Here we report X- and gamma-ray scintillation properties from solution-processable perovskite (SPP) halide single crystals and quantum dots. We tune the properties of single crystals by replacing the cation, changing the organic ammonium cation spacer, and varying the halide anion. For quantum dots, we tune the properties by changing the halide ion composition while we also try to replace the lead with the bismuth. Finally, we summarize the advantages and disadvantages of SPP single crystals and quantum dots to pave the way the research for the new high light yield scintillators.

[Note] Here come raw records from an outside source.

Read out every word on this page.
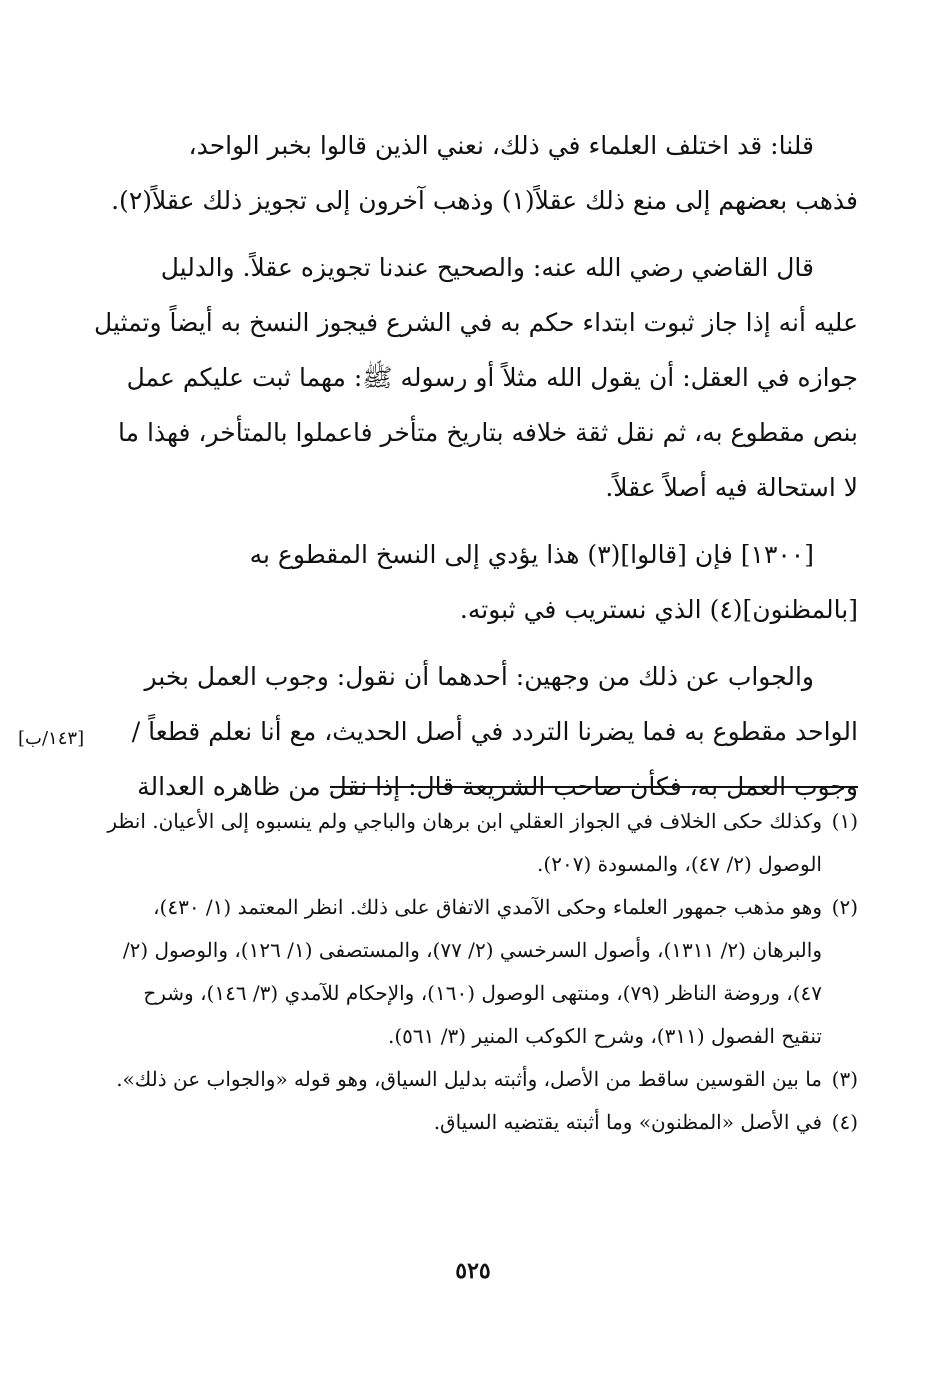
قلنا: قد اختلف العلماء في ذلك، نعني الذين قالوا بخبر الواحد،
فذهب بعضهم إلى منع ذلك عقلاً(١) وذهب آخرون إلى تجويز ذلك عقلاً(٢).

قال القاضي رضي الله عنه: والصحيح عندنا تجويزه عقلاً. والدليل
عليه أنه إذا جاز ثبوت ابتداء حكم به في الشرع فيجوز النسخ به أيضاً وتمثيل
جوازه في العقل: أن يقول الله مثلاً أو رسوله ﷺ: مهما ثبت عليكم عمل
بنص مقطوع به، ثم نقل ثقة خلافه بتاريخ متأخر فاعملوا بالمتأخر، فهذا ما
لا استحالة فيه أصلاً عقلاً.

[١٣٠٠] فإن [قالوا](٣) هذا يؤدي إلى النسخ المقطوع به
[بالمظنون](٤) الذي نستريب في ثبوته.

والجواب عن ذلك من وجهين: أحدهما أن نقول: وجوب العمل بخبر
الواحد مقطوع به فما يضرنا التردد في أصل الحديث، مع أنا نعلم قطعاً /
وجوب العمل به، فكأن صاحب الشريعة قال: إذا نقل من ظاهره العدالة
[١٤٣/ب]

(١)
وكذلك حكى الخلاف في الجواز العقلي ابن برهان والباجي ولم ينسبوه إلى الأعيان. انظر الوصول (٢/ ٤٧)، والمسودة (٢٠٧).
(٢)
وهو مذهب جمهور العلماء وحكى الآمدي الاتفاق على ذلك. انظر المعتمد (١/ ٤٣٠)، والبرهان (٢/ ١٣١١)، وأصول السرخسي (٢/ ٧٧)، والمستصفى (١/ ١٢٦)، والوصول (٢/ ٤٧)، وروضة الناظر (٧٩)، ومنتهى الوصول (١٦٠)، والإحكام للآمدي (٣/ ١٤٦)، وشرح تنقيح الفصول (٣١١)، وشرح الكوكب المنير (٣/ ٥٦١).
(٣)
ما بين القوسين ساقط من الأصل، وأثبته بدليل السياق، وهو قوله «والجواب عن ذلك».
(٤)
في الأصل «المظنون» وما أثبته يقتضيه السياق.
٥٢٥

Due to the large exciton binding energy, two-dimensional perovskite has demonstrated the potential as high-performance while low-cost scintillator. In our experiment, first we systemically investigate the effect of Li-ion dopant in phenethylammonium lead bromide, (PEA)2PbBr4 perovskite crystals under soft X-ray radiation of 15 keV. Successful inclusion of Li at four doping concentrations was confirmed by X-ray photoelectron spectroscopy. Li doping causes no substantial change in the crystal structure judging from the X-ray diffraction pattern but induces stronger emission tail as observed in the temperature-dependent X-ray luminescence (XL). Upon higher Li concentration, the emissions become broader due to possible Li trap emission as indicated by increasing traps induced by more Li in the X-ray thermoluminescence spectra. The behavior of negative thermal quenching is found in the XL and it can yield a benefit such as the possible light yield improvement in the X-ray imaging application. After the soft X-ray characterizations, we further explore our crystals in gamma-ray detection. In the gamma-ray pulse height measurement, relatively broad peaks can be resolved with the light yield of about 10,000 photons/MeV at 662 keV. The result from alpha particle pulse height measurement also indicates that we could even utilize our crystals in alpha particle detection at 5.8 MeV. Based on this feature and Li-ion capability as dopants, our crystals promise a good performance in thermal neutron detection. Finally, we can realize a versatile radiation detector that works in broad range of energy from soft to high energy radiation.
Systematic investigation of temperature-dependence on thermal quenching of X-ray luminescence (XL) from various single perovskite crystals was carried out. In the family of methylammonium lead halide perovskites (MAPbX3, MA = methylammonium, X= Cl, Br or I), the quenching temperature of XL decreases from Cl to I. According to our analysis, such behavior is strongly affected by their corresponding decrease of thermal activation energy ▵Eq from 53 ± 3 to 6 ± 1 meV. Different concentrations of Bi3+-doped MAPbBr3 are also prepared and both four-point probe measurement and X-ray thermoluminescence (TL) confirms the successful doping. When we dope MAPbBr3 with Bi3+, Γ0/Γv increases to 78 ± 18 for crystal with Bi/Pb ratio of 1/10 in precursor solution.